On the outskirts of Murray Bridge I caught up with Jude the cyclist, who was discovering, like many cyclists before her, that Google is not your friend when you're on the outskirts of Murray Bridge, and trying to get to Adelaide. The pushbike "function" on Google Maps, always dodgy, was insisting that she go to Adelaide along the freeway.  On a small screen it's not at all clear how you to get through the hills to Adelaide without the freeway. Yes, the Old Princes Highway is marked on the maps if you zoom right in, and if it feels like being helpful, but there is nothing intuitive about it. On top of this, how to get down from Stirling to Adelaide is a mystery if you don’t know about the bike path.

It was a day with really nasty headwinds, and promising some pretty cold rain as well. We decided to ride together, providing each other with windbreaks as we went across the open country out through Monarto.

Jude has an open wire basket on the front of her bike, which would be the scorn of many. However, I am mightily impressed: if she wanted anything, it was in that basket! She had ridden from Geelong, along the Great Ocean Road, and despite a fall on the Duke's Highway, was still going.

16-basket The Amazing Basket

Unfettered by what is "cool" or appropriate for use on a touring bike, Jude has simply chosen a completely useful and practical solution-- far better than what I was using.  There must be a lesson in that somewhere!  The basket even had a hi-viz rain cover, which says something about how fashion trumps common sense; somewhere in the world people think baskets are a good idea.

16-juderollingdown Nearly Home

It was a windy, cold, and sometimes very wet ride through the hills.

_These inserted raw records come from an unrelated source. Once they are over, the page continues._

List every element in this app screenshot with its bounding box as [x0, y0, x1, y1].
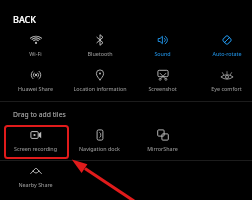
button[interactable]: Bluetooth [68, 32, 131, 64]
button[interactable]: Auto-rotate [195, 32, 252, 64]
button[interactable]: MirrorShare [131, 127, 194, 159]
button[interactable]: Navigation dock [68, 127, 131, 159]
button[interactable]: Location information [68, 67, 131, 99]
button[interactable]: Eye comfort [195, 67, 252, 99]
button[interactable]: Wi-Fi [4, 32, 67, 64]
staticText: BACK [13, 13, 37, 25]
staticText: Screenshot [148, 85, 177, 92]
button[interactable]: Nearby Share [4, 163, 67, 195]
staticText: Navigation dock [79, 145, 120, 152]
staticText: Auto-rotate [212, 50, 242, 57]
button[interactable]: Huawei Share [4, 67, 67, 99]
button[interactable]: Screen recording [4, 127, 67, 159]
staticText: Eye comfort [211, 85, 242, 92]
staticText: Nearby Share [18, 181, 53, 188]
button[interactable]: Sound [131, 32, 194, 64]
staticText: Location information [73, 85, 127, 92]
staticText: MirrorShare [147, 145, 178, 152]
staticText: Screen recording [14, 145, 57, 152]
staticText: Huawei Share [18, 85, 53, 92]
staticText: Sound [154, 50, 171, 57]
button[interactable]: Screenshot [131, 67, 194, 99]
staticText: Drag to add tiles [13, 110, 66, 119]
staticText: Bluetooth [87, 50, 113, 57]
button[interactable]: BACK [13, 13, 37, 25]
staticText: Wi-Fi [29, 50, 42, 57]
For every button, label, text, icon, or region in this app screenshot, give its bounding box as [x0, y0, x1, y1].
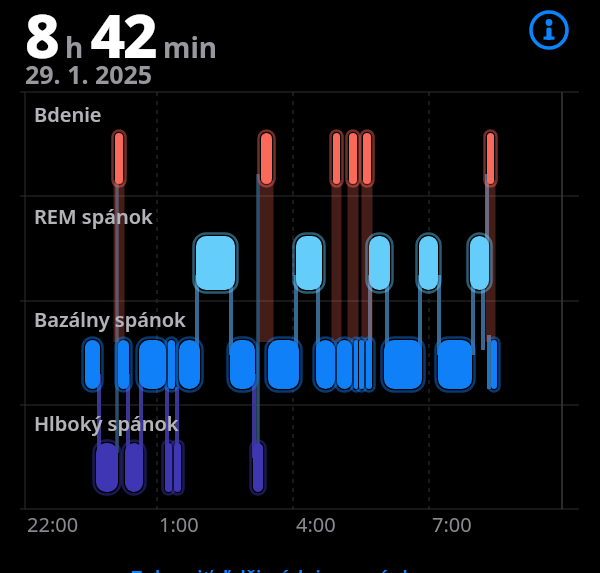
staticText: Zobraziť ďalšie údaje o spánku: [131, 564, 427, 573]
staticText: 8 h 42 min: [25, 0, 217, 76]
staticText: Bazálny spánok: [34, 306, 186, 333]
staticText: 29. 1. 2025: [25, 57, 153, 91]
staticText: Bdenie: [34, 101, 102, 128]
staticText: Hlboký spánok: [34, 410, 179, 437]
staticText: 4:00: [296, 511, 336, 538]
staticText: 1:00: [159, 511, 199, 538]
button[interactable]: Zobraziť ďalšie údaje o spánku: [131, 564, 471, 573]
staticText: 7:00: [432, 511, 472, 538]
staticText: REM spánok: [34, 203, 153, 230]
button[interactable]: [527, 8, 571, 52]
staticText: 22:00: [27, 511, 79, 538]
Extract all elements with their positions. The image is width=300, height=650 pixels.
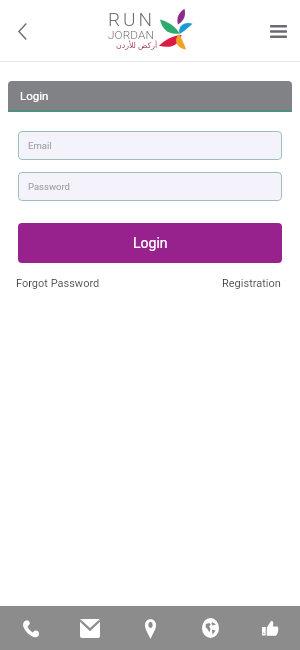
button[interactable]: Website <box>180 606 240 650</box>
button[interactable]: Menu <box>256 9 300 53</box>
staticText: Email <box>28 140 52 151</box>
staticText: Registration <box>222 277 281 290</box>
button[interactable]: Login <box>8 81 292 112</box>
staticText: Login <box>133 235 168 251</box>
staticText: Password <box>28 181 70 192</box>
button[interactable]: Login <box>18 223 282 263</box>
staticText: Login <box>20 89 49 102</box>
button[interactable]: Password <box>18 172 282 201</box>
button[interactable]: Email <box>60 606 120 650</box>
button[interactable]: Forgot Password <box>16 277 100 290</box>
button[interactable]: Call <box>0 606 60 650</box>
staticText: Forgot Password <box>16 277 100 290</box>
button[interactable]: Email <box>18 131 282 160</box>
staticText: JORDAN <box>108 28 154 42</box>
staticText: RUN <box>108 8 156 30</box>
button[interactable]: Back <box>0 9 44 53</box>
button[interactable]: Registration <box>222 277 281 290</box>
button[interactable]: Like <box>240 606 300 650</box>
staticText: أركض للأردن <box>116 40 158 51</box>
button[interactable]: Location <box>120 606 180 650</box>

We covered Nairne to Aldgate during the "mum bringing the kids home from school" and "all the tradies coming home from work" rush between the hills towns, which is never pleasant. Germantown Hill is always a steep climb, but it's a whole lot worse with heavy traffic at the end of a long day. Bridgewater to Stirling was a pleasant ride by comparison!

By walking a couple of hundred metres at one point, we were able to quickly get across into Crafers by using the Pioneer Women's Walk route rather than taking the steep ride up the back of Stirling. It was all downhill from there to the Tollgate, and I left Jude at the head of Grange Road, and headed home.

So, 144km for the day, and 2,294km for the 14 days of riding. I'm happy.